Amir also criticized the company for failing to adequately model a serious oil leak in the area, or relate, as required, to a worst case scenario, such as an ongoing leak for a period of time, the letter continued.

It also said that the ecological analysis submitted suffered from “fundamental deficiencies,” providing just general information and “erroneous statements” and failing to connect oil leaks to the potential for marine environmental damage.

Amir wrote that the EAPC had only responded in July to years of requests that it establish an emergency station for oil spills that could cope with a maximum of just six tankers per year.

A piece of broken coral growing on construction piles in the port of Eilat. (Israel Nature and Parks Eilat District Ecologist, Dr Assaf Zvuloni)

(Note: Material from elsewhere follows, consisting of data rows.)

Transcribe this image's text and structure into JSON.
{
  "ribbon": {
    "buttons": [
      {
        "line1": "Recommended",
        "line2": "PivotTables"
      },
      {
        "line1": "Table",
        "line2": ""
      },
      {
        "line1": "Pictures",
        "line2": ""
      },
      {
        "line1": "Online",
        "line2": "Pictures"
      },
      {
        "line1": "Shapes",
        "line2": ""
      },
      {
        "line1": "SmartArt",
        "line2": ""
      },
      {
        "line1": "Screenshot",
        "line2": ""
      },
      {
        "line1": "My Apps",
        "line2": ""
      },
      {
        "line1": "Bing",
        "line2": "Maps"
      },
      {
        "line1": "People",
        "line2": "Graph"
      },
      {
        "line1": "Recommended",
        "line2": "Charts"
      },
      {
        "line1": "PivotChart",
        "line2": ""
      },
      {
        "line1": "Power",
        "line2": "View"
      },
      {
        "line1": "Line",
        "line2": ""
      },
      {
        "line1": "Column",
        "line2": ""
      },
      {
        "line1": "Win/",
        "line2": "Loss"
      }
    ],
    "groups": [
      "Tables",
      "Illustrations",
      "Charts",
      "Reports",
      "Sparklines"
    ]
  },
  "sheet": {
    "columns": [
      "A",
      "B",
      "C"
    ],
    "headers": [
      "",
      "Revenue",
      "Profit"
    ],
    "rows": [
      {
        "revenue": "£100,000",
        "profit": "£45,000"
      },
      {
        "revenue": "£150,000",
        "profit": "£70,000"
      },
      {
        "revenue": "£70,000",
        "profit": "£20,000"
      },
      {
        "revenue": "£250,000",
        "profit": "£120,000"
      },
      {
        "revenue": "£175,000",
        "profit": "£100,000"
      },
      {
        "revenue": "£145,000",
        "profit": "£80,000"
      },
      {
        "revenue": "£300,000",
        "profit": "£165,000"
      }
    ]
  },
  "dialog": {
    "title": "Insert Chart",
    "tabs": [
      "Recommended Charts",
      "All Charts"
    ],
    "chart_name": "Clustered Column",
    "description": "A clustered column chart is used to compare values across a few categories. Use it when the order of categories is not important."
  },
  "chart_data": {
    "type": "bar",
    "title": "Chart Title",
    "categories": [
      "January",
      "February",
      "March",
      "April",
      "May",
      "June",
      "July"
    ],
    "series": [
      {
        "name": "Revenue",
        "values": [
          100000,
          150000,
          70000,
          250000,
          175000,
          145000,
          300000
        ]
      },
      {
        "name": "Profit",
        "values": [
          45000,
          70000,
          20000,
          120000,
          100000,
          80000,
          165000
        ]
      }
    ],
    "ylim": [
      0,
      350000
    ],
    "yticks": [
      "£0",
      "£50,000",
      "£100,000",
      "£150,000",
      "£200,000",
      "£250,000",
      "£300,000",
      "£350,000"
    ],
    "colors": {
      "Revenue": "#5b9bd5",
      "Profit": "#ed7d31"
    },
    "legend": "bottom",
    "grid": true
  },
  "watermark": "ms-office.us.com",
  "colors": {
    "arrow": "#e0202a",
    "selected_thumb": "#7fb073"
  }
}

Even then, the company had bought equipment and made only “the minimal, necessary preparations,” with the result that it had been given approval only until the end of this month.

The emergency preparations made to date were totally insufficient for coping with 30 or more tankers per year, Amir said, despite EACP’s claims to the contrary.

Furthermore, the company had only requested, and been given, a toxic materials permit for two million tons of oil annually, which could not be used for bigger amounts.

An oil tanker (circled in red) docked at the Europe Asia Pipeline Company’s port, close to the coral reef nature reserve of Eilat (seen in the foreground) in southern Israel. (Society for the Protection of Nature)

A permit would only be provided on the basis of EAPC’s Eilat port receiving up to six tankers, carrying up to two million tons of oil per year, the letter said.

The EAPC had earlier told the high court that the chances of an oil spill damaging the environment was “negligible.”

The EAPC did not respond to the letter nor comment on the ministry decision’s effect on the deal with RED-MED, responsing only by saying that the company is central to the state’s energy security, was committed to the environment and the safety of local residents, and operated according to the strictest local and international regulations.